Tetapi jika melanggar perintah Tuhan, belum tentu dihukum.
b. Dalam budaya nenek moyang orang Toraja, ada stratifikasi sosial yang cukup
menonjol. Ketika perbudakan masih berlaku di Toraja, dikenal golong puang (penguasa,
tuan) dan kaunan (budak). Namun pada zaman kolonial Belanda hal itu dilarang. Tetapi
dalam prakteknya, masyarakat adat Toraja tetap membedakan empat kasta dalam masyarakat
yang diurut dari yang tertinggi yaitu tana’ Bulaan (Keturunan Raja. Bulaan artinya Emas);
tana’ bassi (Keturunan bangsawan. Bassi artinya Besi), tana’ karurung (Bukan bangsawan,
tetapi bukan juga orang kebanyakan. Karurung adalah sejenis kayu yang keras) dan yang
terendah adalah tana’ kua-kua (kua-kua, sejenis kayu yang rapuh). Dalam hubungan dengan
upacara-upacara adat, dikenal pula golongan imam (to minaa atau to parenge’) dan orang
awam (to buda).
Dengan berkembangnya agama Kristen, orang Toraja Kristen menerima bahwa semua
manusia sama di hadapan Tuhan. Di dalam Tuhan tidak ada penggolongan seperti itu. Namun
dalam penerapannnya di masyarakat, pengakuan terhadap kasta seseorang tetap ada.
Akibatnya, ketika mereka berdiri sebagai warga gereja, yang dituruti adalah para penatua atau
pendeta, namun dalam kehidupan sehari-hari, wibawa para keturunan raja dan bangsawan
serta pemuka masyarakatlah yang berpengaruh. Hal ini menyebabkan sering terjadi benturan
15 | P a g e
antara pemuka agama dan pemuka masyarakat. Pemuka agama berpedoman pada ajaran
agama, sedangkan pemuka masyarakat berpedoman pada budaya nenek moyang. Akibatnya,
fenomena dualisme muncul lagi. Ketika masyarakat berada dalam posisi sebagai warga
jemaat, maka keputusan pemuka agamalah yang diikuti. Entah bertentangan dengan budaya
atau tidak, yang jelas Firman Tuhan mengajarkan. Demikian pula sebaliknya. dalam posisi
sebagai anggota masyarakat, keputusan pemuka adatlah yang diikuti, entah sesuai dengan
ajaran agama atau tidak. Dari sudut pandang pemimpin, ada pula kencenderungan apatisme
pemuka agama dalam kegiatan yang berhubungan dengan budaya nenek moyang, dan juga
apatisme pemuka masyarakat dalam kegiatan gereja.
Hal ini juga berhubungan dengan asas kepemimpinan bottom up dan dan top down.
Dalam konteks gereja teori yang berlaku adalah asas bottom up yang demokratis. Sedangkan
dalam kontek kehidupan sehari-hari asas top down-lah yang berlaku. Jika demikian,
masyarakat – entah sadar atau tidak – sedang dibentuk dalam dua teori kepemimpinan yang
bertolak belakang itu. Implikasinya bisa menjadi bumerang bagi wibawa gereja atau wibawa
adat ketika terjadi persilangan. Maksudnya asas bottom up mau dipaksakan dalam komunitas
budaya, dan asas top down hendak dipaksakan dalam komunitas agama. Pemaksaan itu bisa
saja dilakukan para pemuka adat atau warga biasa dalam gereja yang tidak nyaman dengan
asas botom up. Atau oleh para pemuka agama yang merasa tidak nyaman dengan asas top
down dalam masyarakat. Kita sudah bisa menebak akibatnnya : konflik dalam gereja atau
konflik sosial dalam masyarakat, atau konflik antara institusi gereja dan institusi masyarakat.

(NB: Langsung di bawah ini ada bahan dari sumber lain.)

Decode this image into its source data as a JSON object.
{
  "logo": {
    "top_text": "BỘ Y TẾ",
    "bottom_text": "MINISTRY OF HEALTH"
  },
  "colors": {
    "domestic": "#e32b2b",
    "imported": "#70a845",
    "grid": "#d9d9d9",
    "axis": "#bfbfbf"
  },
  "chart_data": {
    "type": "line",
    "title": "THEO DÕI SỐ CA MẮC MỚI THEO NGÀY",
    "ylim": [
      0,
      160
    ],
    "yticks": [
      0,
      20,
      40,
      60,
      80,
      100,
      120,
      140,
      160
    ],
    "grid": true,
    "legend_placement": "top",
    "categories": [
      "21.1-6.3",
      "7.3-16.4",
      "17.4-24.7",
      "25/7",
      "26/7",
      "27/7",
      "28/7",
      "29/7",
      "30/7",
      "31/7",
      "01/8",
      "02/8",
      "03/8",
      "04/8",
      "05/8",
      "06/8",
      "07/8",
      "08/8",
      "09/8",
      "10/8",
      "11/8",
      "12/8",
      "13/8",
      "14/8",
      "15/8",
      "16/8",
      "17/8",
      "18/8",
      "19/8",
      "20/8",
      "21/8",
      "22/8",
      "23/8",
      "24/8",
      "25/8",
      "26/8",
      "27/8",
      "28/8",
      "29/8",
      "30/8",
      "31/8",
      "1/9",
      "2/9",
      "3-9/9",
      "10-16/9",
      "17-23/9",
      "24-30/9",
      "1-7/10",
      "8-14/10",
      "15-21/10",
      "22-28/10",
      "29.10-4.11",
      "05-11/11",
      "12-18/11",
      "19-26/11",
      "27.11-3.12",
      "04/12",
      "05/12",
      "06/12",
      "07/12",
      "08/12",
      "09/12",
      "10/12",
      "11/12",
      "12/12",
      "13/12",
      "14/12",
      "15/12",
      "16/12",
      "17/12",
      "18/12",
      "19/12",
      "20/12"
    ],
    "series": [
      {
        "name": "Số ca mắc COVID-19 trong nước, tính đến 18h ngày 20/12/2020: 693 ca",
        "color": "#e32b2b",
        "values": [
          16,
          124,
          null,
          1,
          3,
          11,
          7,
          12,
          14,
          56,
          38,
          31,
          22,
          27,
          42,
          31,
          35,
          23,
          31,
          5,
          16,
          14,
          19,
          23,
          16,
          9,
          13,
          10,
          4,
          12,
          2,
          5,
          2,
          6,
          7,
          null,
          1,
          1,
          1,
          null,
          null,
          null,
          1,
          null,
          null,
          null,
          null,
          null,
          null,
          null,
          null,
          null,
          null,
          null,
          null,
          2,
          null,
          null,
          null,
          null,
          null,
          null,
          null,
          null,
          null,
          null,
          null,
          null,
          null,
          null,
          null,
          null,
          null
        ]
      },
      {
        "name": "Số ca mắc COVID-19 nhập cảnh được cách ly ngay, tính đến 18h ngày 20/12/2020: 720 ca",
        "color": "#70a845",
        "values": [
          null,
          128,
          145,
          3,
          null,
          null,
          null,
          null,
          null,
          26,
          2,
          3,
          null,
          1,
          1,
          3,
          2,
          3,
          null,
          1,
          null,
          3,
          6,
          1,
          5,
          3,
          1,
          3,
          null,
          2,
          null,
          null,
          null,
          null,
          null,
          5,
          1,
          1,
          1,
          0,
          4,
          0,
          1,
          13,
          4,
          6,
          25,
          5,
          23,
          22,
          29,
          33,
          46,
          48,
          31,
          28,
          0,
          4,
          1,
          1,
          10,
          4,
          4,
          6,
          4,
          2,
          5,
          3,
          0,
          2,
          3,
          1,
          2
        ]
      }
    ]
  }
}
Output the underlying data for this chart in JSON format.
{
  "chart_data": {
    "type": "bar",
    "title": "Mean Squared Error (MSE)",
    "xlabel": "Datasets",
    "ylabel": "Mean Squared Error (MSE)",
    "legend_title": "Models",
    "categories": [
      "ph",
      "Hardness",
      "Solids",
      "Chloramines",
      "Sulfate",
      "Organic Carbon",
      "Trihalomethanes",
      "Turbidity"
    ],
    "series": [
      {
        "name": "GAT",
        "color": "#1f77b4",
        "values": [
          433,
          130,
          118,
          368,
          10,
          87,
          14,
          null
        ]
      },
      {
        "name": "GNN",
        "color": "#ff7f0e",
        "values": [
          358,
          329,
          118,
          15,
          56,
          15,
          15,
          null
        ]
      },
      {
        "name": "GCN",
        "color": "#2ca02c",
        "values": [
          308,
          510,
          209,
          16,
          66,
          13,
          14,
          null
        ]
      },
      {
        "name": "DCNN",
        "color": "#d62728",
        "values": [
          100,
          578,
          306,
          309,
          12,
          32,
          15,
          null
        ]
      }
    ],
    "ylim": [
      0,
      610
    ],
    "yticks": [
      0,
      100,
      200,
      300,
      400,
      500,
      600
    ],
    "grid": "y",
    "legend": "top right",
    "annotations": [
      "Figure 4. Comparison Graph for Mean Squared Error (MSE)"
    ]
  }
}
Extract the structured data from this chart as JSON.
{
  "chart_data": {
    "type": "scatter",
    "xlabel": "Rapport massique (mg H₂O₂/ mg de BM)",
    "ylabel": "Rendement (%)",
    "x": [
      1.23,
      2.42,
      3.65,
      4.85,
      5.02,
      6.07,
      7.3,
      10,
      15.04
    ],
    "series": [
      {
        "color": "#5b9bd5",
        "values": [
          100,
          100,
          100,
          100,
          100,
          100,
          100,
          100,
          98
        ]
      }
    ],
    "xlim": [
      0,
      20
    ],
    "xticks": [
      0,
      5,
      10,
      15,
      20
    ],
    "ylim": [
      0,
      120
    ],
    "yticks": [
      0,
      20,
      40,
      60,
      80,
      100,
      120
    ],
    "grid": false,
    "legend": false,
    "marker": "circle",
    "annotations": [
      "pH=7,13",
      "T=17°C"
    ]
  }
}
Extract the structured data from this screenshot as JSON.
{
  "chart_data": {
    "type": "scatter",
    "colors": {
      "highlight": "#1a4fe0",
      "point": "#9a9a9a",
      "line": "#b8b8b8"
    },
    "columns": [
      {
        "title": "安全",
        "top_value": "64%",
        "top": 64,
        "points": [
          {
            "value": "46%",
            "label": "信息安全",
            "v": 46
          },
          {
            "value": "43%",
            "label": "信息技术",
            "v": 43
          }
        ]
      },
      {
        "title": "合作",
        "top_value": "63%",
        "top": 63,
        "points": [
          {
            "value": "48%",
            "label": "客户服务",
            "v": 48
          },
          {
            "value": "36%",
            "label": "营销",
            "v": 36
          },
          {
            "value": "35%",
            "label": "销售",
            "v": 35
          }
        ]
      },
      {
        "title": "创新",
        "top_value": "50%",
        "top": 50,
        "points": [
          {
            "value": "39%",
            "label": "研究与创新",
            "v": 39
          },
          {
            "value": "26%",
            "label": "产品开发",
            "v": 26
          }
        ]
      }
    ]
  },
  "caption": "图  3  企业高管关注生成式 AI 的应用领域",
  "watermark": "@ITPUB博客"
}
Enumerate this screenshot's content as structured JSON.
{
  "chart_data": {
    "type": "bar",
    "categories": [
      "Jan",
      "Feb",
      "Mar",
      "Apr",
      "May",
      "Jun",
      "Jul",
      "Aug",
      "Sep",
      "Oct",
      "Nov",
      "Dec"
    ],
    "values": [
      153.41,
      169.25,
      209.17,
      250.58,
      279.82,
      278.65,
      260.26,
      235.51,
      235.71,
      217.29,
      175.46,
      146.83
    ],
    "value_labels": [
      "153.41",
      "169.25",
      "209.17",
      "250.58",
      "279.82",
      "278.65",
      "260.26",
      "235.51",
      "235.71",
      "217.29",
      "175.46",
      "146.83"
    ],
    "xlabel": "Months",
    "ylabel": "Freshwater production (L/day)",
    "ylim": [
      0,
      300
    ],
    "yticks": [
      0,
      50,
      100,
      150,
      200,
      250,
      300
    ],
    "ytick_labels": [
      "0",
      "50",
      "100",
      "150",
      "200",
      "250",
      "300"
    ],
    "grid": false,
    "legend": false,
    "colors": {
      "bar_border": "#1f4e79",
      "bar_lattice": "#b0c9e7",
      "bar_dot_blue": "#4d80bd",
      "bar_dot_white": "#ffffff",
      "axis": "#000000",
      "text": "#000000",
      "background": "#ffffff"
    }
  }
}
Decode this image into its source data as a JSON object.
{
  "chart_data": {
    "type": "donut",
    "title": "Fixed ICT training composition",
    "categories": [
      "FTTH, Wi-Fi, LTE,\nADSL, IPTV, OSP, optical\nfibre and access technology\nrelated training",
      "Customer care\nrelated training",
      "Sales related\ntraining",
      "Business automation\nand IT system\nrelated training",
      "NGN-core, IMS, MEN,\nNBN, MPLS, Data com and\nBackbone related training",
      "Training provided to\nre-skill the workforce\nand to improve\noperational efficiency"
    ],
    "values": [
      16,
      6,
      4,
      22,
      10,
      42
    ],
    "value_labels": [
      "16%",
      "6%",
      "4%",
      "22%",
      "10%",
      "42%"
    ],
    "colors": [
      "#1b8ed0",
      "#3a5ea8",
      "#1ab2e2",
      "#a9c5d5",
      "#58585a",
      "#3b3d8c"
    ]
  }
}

Dengan demikian kita dapat melihat bahwa kondisi sosial masyarakat Toraja yang
terus menerus berubah saat ini senantiasa berada dalam tarik menarik antara budaya nenek
moyang dengan agama. Tarik menarik itu bisa berimplikasi pada dualisme, tetapi bisa juga
muncul dikotomi antara yang gerejani dan budayani. Di dalam gereja, mereka menjadi orang
Toraja yang berakar dalam budaya nenek moyang, tetapi tampil dengan “pakaian”
Kekristenan. Ketika mereka keluar dari wilayah gereja, maka pakaian itu kembali dilepaskan
untuk dipakai lagi ketika mereka kembali ke gereja. Jadi di dalam masyarakat, mereka
berpegang teguh pada budaya, namun ketika mereka memasuki dunia kekristenan, maka
“pakaian” Kristennya di pakai.
16 | P a g e
2.4.1 Masyarakat Toraja dan Pola Pikir Modernitas: Implikasi ketegangan antara
budaya dan agama
Jika kembali kepada paradigma budaya Geertz, masyarakat Toraja sekarang ini –
entah sadar atau tidak, tetapi kemungkinan besar tidak disadari – sedang mengalami
kebingungan pembentukan etos dan worl view. Antara dogma agama dan budaya nenek
moyang. Antara keduanya ada tarik menarik, bahkan pertentangan. Gejala sosial yang
dilematis ini menjadikan situasi masyarakat Toraja saat ini cukup rawan ketika
diperhadapkan dengan modernitas dengan berbagai karakteristiknya.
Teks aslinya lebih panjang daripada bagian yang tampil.